Exposure of Zuzana Licko's fonts through the magazine led to VanderLans and Licko founding Emigre Fonts in 1985. VanderLans’ main contribution to Emigre Fonts continue to be his type specimen designs. In a review of the book Emigre Fonts: Type Specimens 1986-2016, critic Kenneth FitzGerald remarked that “Emigre’s specimens are notable for the negotiation of practical considerations and creative idealism—the essence of all graphic design. They demonstrate an adept dovetailing of these concerns, crafting a format that stimulates desire then provides an efficient vehicle for satisfying it. A balance is struck between providing an enthusing context for the type while not overwhelming it. Though far from 'neutral,' the framework is evocative and clear.”

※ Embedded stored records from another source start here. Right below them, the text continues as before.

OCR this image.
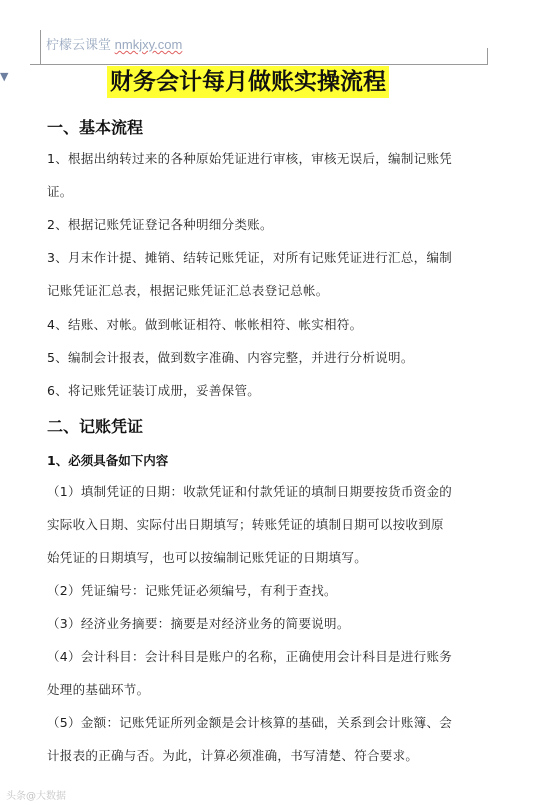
柠檬云课堂 nmkjxy.com
▼	财务会计每月做账实操流程
一、基本流程
1、根据出纳转过来的各种原始凭证进行审核，审核无误后，编制记账凭
证。
2、根据记账凭证登记各种明细分类账。
3、月末作计提、摊销、结转记账凭证，对所有记账凭证进行汇总，编制
记账凭证汇总表，根据记账凭证汇总表登记总帐。
4、结账、对帐。做到帐证相符、帐帐相符、帐实相符。
5、编制会计报表，做到数字准确、内容完整，并进行分析说明。
6、将记账凭证装订成册，妥善保管。
二、记账凭证
1、必须具备如下内容
（1）填制凭证的日期：收款凭证和付款凭证的填制日期要按货币资金的
实际收入日期、实际付出日期填写；转账凭证的填制日期可以按收到原
始凭证的日期填写，也可以按编制记账凭证的日期填写。
（2）凭证编号：记账凭证必须编号，有利于查找。
（3）经济业务摘要：摘要是对经济业务的简要说明。
（4）会计科目：会计科目是账户的名称，正确使用会计科目是进行账务
处理的基础环节。
（5）金额：记账凭证所列金额是会计核算的基础，关系到会计账簿、会
计报表的正确与否。为此，计算必须准确，书写清楚、符合要求。
头条@大数据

VanderLans has received honorary Doctor of Arts degrees from Rhode Island School of Design (2004) and California Institute of the Arts in Valencia, California (2005).

==Books==
- Emigre (The Book): Graphic Design into the Digital Realm, New York, NY: Van Nostrand Reinhold; John Wiley & Sons, 1993
- Emigre: Rosbeek 43, Charles Nypels Award, 1998, Netherlands: Drukkerij Rosbeek, 1998
- Emigre No.70, Selections from Emigre Magazine #1 – #69, Berkeley, CA: Gingko Press, 2009
- Departures: Five Milestone Font Families by Emigre, Berkeley, CA: Emigre, 2011
- Emigre Fonts: Type Specimens 1986 - 2016, Berkeley, CA: Gingko Press, 2016

==Photography==

As a parallel interest to his design ventures, VanderLans has been photographing the California environment since he moved there from the Netherlands in 1981. He has authored a total of eleven photo books on the topic, and staged two solo exhibits at Gallery 16 in San Francisco.

Photography books

- Positively Palmtree, small artist book created as an artist in residence at the Visual Studies Workshop in Rochester NY, 1985.
- Picture the Southwest, small artist book, part of Emigre No. 7, 1987.
- Palm Desert, Berkeley, CA: Emigre, 1999
- Cucamonga, Berkeley, CA: Emigre, 2000
- Joshua Tree, Berkeley, CA: Emigre, 2001
- Supermarket, Berkeley, CA: Gingko Press, 2001
- Pages from an Imaginary Book, Paris, France, Onestar Press, 2003
- Bagdad, Californie, Berkeley, Rodez, France, Éditions du Rouergue, 2004
- Still Lifes, California, 2015
- Still Lifes, U.S.A., Berkeley, CA: Gingko Press, 2017
- Still Lifes, Tokyo, Berkeley, CA: Gingko Press, 2018
- Anywhere, California, Berkeley, CA: Gingko Press, 2020
- Oleander Sunset, Berkeley, CA: Gingko Press, 2021

==Awards==

- MacUser Desktop Publisher of the Year Award, 1986
- Chrysler Award for Innovation in Design, 1994
- Publish Magazine Impact Awards, 1996
- American Institute of Graphic Arts Gold Medal Award, 1997
- Charles Nypels Award for Excellence in Typography, 1998
- Honorary members of the Society of Typographic Arts, Chicago, 2010
- Society of Typographic Aficionados Annual Typography Award, 2013
- 29th New York Type Directors Club Medal, 2016

==Permanent collections==

- Denver Art Museum holds a complete set of Emigre magazine in their permanent collection.
- Design Museum in London holds a complete set of Emigre magazine in their permanent collection.
- Letterform Archive holds the Emigre Archives in their permanent collection.
- Museum für Gestaltung (Museum of Design, Zurich) holds Emigre magazine issues in their permanent collection.
- Museum of Modern Art in New York holds a complete set of Emigre magazine, and five digital fonts from the Emigre Fonts library in their permanent collection.
- Museum of Modern Art in San Francisco holds a complete set of Emigre magazine in their permanent collection.